Поехали всем классом. С первых же минут Светка убедилась, что ее надежда увидеть цвет аристократии и сравнить себя с отпрысками бывших князей и графов весьма призрачна. Народу там оказалось, как возле московского ГУМа в летний день. Светка попыталась найти в толпе аристократические лица, но тщетно. То ли аристократы несколько опоздали со своей затеей и благородная кровь разбавилась так сильно, что определить ее обладателей по внешнему виду оказалось уже невозможным, то ли собирались они втайне, то ли, скорее всего, их здесь вовсе не было, слух не подтвердился. Светка сначала огорчилась, но потом подумала: это даже к лучшему, по крайней мере она не разочаруется в себе. Домой она вернулась, совершенно позабыв, ради чего предприняла поездку.

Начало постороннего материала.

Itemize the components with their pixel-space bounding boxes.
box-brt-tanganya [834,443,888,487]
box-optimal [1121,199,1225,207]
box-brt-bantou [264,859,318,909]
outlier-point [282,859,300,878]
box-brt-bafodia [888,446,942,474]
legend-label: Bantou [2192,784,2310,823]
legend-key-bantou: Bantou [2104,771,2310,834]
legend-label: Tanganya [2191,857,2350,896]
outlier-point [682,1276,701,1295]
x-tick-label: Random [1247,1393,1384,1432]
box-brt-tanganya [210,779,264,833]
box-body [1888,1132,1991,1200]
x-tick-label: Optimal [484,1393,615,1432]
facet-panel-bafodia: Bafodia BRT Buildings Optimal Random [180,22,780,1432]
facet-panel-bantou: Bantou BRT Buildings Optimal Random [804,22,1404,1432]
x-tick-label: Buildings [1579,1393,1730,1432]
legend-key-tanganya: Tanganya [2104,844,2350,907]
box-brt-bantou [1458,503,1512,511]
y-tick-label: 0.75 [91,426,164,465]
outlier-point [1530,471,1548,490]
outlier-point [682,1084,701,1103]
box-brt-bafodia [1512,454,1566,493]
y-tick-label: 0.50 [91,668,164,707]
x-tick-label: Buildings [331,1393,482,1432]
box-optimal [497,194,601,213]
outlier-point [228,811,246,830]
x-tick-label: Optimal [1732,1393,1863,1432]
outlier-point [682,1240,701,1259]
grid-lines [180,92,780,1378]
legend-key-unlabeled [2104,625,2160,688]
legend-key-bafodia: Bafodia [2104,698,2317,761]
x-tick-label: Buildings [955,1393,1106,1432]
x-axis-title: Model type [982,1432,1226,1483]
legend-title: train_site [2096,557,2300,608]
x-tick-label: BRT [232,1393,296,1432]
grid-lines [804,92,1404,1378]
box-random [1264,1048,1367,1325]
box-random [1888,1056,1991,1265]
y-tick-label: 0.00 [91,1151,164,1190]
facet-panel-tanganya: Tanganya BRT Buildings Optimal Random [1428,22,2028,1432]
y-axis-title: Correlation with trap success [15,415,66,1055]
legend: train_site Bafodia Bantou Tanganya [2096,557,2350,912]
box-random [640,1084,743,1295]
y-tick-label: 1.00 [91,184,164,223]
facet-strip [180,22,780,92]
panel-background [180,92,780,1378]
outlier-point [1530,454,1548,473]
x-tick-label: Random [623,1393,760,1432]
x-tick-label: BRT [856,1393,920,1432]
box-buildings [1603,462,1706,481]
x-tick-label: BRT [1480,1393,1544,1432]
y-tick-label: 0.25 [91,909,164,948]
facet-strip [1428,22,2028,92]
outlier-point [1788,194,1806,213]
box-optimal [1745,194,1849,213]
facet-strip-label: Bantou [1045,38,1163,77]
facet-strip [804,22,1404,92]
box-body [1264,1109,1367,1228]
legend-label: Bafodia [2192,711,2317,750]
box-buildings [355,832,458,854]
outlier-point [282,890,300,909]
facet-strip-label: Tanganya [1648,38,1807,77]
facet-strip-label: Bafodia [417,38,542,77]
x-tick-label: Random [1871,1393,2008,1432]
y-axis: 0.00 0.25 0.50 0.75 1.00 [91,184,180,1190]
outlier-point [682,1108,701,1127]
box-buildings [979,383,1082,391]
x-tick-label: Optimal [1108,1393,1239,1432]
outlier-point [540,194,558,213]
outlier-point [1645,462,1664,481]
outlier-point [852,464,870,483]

И дернуло же ее рассказать о своем знатном происхождении Гене Юрчикову! Хотела поразить Геннадия, поскольку он ей очень нравился. Юрчиков и впрямь ахнул:

— Графиня?!

— Ну, так получается, — потупилась Светка.

— Выходит, Иннокентий Павлович — граф?

— Наверное, — прошептала Светка смущенно.

— Сила! — восторженно выдохнул Юрчиков.

И конечно же на другой день к Иннокентию Павловичу в институте обращались не иначе как «ваша светлость», «ваше сиятельство», уточняли подробности его высокородного происхождения. Хотя Иннокентий совершенно не понимал, откуда взялись такие странные сведения о его родословной, тем не менее сознавал, что рождается еще один забавный миф о его персоне, и охотно помогал создавать этот миф. Через несколько дней в стенгазете появилась гнусная басня, в которой некий петух, одержимый графоманией, взялся доказывать курам, что он граф, в результате чего произошла неприятность: куры перестали нестись и петух угодил в суп. Басня была на редкость бездарной, по уровню логики — творение девочек из бухгалтерии, библиотеки, но никак не коллег-ученых. Иннокентий мог бы не обращать на нее внимания. Однако он обиделся, узрев в ней желание очернить его как мужчину, и пообещал выдернуть ноги не только у анонимного сочинителя, но и у того, кто распустил слух о его графском происхождении.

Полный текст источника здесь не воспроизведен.